どれだけ打鉄弐式が頑張ったところでステラカデンテには一生追いつけないんだ。だったら、リーチェの邪魔をさせないようここで身体をはって止めた方がいい。
百八十度ターンしてレーザーと向かい合う。夢現をプロペラのように両手で回転させて盾の代わりにして受け止める。それと同時に春雷を後ろへ向けて夜叉へ向けて発砲する。
「あなたの妹、あなたの何倍も器用ね」
「当たり前じゃない。今のあの子は、篠ノ之束に気に入られた技術者だもの」
「そんなこともあったわねぇ。益々欲しくなるわ、あの子」
「絶対にあげないから」
不吉な会話を小耳にはさみつつも、警戒を怠ることはしない。同時に夜叉へと春雷を撃ち続けた。

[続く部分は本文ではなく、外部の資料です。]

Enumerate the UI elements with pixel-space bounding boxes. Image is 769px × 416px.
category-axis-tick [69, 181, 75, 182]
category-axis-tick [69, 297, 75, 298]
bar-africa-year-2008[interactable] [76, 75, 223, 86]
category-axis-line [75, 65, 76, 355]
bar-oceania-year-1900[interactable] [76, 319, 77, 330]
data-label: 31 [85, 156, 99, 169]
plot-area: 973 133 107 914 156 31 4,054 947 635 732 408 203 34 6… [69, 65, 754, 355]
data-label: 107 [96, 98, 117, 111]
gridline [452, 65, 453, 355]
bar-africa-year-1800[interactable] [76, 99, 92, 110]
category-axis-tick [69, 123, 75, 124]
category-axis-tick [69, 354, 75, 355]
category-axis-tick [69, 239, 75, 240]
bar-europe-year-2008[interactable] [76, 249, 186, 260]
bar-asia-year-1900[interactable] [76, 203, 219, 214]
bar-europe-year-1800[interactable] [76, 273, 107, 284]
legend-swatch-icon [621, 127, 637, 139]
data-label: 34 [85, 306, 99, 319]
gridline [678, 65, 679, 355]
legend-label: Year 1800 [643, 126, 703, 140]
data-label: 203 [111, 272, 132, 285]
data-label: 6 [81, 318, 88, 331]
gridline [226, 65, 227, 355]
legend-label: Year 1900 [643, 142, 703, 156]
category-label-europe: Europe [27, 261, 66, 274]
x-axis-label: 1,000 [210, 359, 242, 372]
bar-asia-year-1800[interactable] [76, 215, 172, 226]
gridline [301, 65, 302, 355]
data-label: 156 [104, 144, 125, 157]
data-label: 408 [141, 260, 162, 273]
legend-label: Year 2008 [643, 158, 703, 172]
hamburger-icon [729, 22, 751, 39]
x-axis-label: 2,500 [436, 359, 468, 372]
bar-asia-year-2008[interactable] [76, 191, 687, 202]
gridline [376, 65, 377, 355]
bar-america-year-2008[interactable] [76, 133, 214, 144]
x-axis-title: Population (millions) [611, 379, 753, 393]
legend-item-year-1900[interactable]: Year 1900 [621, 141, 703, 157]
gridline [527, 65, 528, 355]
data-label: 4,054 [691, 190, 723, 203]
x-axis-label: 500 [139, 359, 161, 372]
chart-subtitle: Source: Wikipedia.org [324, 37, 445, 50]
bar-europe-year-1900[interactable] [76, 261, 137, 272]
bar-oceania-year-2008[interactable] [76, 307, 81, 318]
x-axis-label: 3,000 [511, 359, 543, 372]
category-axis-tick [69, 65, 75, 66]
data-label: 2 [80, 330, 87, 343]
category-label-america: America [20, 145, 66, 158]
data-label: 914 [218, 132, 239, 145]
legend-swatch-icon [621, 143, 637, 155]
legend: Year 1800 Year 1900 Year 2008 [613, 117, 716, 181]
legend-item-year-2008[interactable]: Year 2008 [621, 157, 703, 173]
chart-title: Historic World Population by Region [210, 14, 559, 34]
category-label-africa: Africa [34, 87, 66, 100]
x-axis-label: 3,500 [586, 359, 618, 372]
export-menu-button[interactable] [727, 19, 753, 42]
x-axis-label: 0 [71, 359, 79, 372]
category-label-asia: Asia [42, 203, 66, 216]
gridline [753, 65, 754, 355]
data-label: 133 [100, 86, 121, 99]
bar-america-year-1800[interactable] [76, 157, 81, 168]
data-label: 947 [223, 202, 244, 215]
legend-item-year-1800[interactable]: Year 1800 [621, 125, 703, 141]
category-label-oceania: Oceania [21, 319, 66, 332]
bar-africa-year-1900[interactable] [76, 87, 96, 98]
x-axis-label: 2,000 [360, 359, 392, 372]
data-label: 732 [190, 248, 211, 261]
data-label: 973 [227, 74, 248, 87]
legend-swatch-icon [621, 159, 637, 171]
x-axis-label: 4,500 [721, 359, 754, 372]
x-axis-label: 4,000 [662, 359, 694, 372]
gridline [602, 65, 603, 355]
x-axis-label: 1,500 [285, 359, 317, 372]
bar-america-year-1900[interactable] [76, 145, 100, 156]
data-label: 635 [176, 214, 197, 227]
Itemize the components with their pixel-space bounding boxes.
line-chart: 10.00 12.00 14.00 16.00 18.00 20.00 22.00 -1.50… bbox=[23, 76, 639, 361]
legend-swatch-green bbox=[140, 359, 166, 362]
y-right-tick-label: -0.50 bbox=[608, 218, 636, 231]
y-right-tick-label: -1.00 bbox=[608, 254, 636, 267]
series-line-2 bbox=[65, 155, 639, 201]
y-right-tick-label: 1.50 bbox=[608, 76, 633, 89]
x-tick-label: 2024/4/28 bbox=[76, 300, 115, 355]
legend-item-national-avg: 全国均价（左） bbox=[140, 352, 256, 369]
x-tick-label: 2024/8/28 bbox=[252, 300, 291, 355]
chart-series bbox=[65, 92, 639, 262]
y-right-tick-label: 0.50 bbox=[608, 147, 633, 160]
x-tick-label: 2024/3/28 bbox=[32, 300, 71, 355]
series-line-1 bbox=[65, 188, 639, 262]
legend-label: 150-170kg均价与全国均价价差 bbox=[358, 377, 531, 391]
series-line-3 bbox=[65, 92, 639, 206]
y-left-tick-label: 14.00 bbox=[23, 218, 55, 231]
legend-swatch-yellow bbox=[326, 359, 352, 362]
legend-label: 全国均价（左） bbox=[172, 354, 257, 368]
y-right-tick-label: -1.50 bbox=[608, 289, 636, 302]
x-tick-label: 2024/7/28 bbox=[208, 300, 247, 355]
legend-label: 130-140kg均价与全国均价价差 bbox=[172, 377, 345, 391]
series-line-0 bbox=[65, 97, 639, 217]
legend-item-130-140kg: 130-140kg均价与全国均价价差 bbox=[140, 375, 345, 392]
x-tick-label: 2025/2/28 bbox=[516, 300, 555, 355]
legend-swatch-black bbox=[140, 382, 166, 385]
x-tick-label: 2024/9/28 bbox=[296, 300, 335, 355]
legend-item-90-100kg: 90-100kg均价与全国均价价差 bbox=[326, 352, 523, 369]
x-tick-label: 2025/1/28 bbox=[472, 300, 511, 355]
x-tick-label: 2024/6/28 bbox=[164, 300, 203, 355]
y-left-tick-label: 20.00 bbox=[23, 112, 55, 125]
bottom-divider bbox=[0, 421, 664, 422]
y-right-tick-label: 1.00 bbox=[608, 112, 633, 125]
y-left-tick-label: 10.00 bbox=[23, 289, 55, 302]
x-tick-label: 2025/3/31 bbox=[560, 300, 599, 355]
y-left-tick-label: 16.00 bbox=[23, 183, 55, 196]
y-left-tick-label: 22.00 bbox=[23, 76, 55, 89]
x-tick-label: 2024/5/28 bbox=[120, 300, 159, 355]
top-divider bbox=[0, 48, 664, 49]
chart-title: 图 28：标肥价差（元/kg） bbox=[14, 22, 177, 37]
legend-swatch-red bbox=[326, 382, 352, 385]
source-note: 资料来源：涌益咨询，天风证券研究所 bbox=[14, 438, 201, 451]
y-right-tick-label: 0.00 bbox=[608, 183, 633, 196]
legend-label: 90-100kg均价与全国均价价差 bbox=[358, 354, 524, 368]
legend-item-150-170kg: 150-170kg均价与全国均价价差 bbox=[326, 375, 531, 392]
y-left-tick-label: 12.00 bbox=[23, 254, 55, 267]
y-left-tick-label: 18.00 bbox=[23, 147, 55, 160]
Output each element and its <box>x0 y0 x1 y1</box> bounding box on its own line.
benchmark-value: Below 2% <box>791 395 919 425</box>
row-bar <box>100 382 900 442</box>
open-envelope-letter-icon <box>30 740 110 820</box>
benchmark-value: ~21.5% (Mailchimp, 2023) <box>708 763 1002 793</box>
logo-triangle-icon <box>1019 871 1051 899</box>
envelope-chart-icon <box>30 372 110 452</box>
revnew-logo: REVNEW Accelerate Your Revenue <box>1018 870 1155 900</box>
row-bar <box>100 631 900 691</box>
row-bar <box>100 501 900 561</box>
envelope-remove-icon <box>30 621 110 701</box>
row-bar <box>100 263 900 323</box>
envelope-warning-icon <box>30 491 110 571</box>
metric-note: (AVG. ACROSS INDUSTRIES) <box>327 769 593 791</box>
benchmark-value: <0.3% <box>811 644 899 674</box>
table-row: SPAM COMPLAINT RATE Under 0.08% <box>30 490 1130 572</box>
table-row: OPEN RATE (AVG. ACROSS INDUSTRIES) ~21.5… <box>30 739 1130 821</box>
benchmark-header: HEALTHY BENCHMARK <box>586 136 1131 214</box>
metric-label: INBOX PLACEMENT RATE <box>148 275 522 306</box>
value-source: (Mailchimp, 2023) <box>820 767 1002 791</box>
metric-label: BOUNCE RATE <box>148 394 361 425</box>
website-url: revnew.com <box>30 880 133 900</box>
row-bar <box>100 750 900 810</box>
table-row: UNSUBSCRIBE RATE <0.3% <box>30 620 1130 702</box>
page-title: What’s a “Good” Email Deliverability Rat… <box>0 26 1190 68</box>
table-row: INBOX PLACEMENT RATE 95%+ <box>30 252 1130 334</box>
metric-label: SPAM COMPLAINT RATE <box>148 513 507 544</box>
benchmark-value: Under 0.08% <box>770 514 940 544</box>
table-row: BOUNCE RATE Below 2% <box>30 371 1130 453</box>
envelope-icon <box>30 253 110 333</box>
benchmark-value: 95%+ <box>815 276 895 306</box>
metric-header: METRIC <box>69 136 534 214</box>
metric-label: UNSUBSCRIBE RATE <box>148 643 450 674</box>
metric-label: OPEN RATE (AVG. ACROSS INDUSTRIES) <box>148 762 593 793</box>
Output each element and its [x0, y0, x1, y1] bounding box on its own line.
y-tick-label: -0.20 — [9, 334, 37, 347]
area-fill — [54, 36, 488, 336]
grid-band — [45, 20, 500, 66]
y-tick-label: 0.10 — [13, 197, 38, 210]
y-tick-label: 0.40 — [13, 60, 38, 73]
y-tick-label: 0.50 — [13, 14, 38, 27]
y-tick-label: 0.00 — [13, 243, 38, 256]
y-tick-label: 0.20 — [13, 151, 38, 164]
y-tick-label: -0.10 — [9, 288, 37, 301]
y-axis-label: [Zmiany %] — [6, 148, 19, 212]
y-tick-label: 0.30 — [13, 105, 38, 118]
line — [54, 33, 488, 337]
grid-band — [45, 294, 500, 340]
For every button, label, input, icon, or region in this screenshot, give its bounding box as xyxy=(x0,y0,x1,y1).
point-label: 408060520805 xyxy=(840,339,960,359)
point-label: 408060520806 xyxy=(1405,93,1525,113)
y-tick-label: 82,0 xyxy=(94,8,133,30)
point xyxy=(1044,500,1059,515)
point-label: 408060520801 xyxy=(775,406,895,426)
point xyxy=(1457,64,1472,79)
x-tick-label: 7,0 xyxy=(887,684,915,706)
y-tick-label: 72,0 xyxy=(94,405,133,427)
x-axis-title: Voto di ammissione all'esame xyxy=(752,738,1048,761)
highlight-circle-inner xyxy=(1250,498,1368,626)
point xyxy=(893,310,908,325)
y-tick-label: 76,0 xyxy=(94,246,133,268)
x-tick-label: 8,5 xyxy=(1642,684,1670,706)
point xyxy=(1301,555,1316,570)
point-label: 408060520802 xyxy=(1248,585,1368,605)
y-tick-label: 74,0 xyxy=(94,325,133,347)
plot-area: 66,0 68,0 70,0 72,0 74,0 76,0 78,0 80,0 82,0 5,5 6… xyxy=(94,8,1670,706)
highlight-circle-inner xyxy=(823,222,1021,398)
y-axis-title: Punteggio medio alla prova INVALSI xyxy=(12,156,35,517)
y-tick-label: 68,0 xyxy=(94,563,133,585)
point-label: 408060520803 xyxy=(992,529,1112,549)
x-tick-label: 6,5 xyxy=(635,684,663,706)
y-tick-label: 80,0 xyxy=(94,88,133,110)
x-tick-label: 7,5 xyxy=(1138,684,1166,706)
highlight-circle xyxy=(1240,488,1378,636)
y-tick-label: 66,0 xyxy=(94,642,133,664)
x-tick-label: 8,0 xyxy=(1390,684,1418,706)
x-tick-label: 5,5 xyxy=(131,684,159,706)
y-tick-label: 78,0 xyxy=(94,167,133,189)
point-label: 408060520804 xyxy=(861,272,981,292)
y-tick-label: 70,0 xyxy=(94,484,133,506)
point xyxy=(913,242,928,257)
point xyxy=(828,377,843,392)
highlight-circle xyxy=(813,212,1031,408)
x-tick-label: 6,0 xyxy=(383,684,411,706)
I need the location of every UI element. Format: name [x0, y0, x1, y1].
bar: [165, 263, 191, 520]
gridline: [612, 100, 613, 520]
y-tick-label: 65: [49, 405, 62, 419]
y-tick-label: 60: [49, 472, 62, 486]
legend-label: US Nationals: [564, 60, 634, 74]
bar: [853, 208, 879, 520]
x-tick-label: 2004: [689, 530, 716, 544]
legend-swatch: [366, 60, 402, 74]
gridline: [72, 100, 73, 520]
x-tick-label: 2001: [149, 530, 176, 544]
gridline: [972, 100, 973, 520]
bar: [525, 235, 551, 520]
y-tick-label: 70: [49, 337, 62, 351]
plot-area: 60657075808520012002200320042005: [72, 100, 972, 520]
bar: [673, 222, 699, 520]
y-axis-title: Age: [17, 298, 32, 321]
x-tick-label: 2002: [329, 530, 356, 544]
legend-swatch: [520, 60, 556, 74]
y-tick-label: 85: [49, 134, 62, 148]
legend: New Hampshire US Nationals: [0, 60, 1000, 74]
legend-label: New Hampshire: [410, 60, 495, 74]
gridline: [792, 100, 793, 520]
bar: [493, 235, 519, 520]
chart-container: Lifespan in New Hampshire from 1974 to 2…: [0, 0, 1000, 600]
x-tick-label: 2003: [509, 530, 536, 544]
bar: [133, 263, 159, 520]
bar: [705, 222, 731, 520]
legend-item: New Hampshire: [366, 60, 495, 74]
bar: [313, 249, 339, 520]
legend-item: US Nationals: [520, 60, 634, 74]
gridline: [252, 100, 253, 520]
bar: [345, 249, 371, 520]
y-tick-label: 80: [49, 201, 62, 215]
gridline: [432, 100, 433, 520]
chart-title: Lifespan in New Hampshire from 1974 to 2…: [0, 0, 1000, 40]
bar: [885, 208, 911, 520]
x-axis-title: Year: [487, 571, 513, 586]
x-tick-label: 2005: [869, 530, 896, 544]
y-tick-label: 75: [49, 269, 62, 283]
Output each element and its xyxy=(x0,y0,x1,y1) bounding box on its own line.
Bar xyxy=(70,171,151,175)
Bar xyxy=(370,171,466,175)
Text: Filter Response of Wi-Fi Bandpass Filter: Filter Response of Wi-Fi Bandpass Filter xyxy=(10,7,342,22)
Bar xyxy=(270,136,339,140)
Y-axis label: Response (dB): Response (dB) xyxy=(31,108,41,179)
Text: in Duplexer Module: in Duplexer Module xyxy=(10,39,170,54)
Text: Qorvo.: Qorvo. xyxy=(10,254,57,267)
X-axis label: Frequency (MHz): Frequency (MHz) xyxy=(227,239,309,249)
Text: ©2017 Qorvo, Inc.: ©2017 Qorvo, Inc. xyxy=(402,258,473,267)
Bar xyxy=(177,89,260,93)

春雷の砲撃に気づいた夜叉がくるりと全弾回避して私を見やる。前に集中していた私と視線が合うことはなかったけれど、私を見ていることだけは分かった。私に銃を向けるのか、向けないのか……どう動く?
『ナイスだよ、簪ちゃん!』
回避のために一瞬だけ夜叉の斉射が止んだ隙を見計らったかのように、キンキンと響くスピーカー音がアリーナに流れた。
「た、束博士?」
観戦とか実況とかで来ていたのは知ってたけど……まだ避難してなかったなんて。狙いは博士かもしれないのに。
『君のお蔭であおにゃんは救出されたのだ!』
「あ、あおにゃん?」
……もしかして、蒼乃さんのこと? たしかに猫っぽいところはあるけど。ってそうじゃなくて、救出? よかった、リーチェ間に合ったんだ。
「これじゃ近づこうにも近づけないよ……」
「え? なんでステラカデンテが……」
じゃあ誰が?
『さぁさぁ皆様ご注目! 彼女は私の護衛を務めるもう一人の世界最強―――』
斉射によって立ち込めた土煙の中から、タイミングよく現れたISが一機。腕に白紙を抱えているということは、とりあえず味方ってことだと思う。あれが、束博士の護衛?
全身を黒白の装甲で包まれ洗練されたフォルムのISは、未だ世界が目にしたことのない全く新しい新型だった。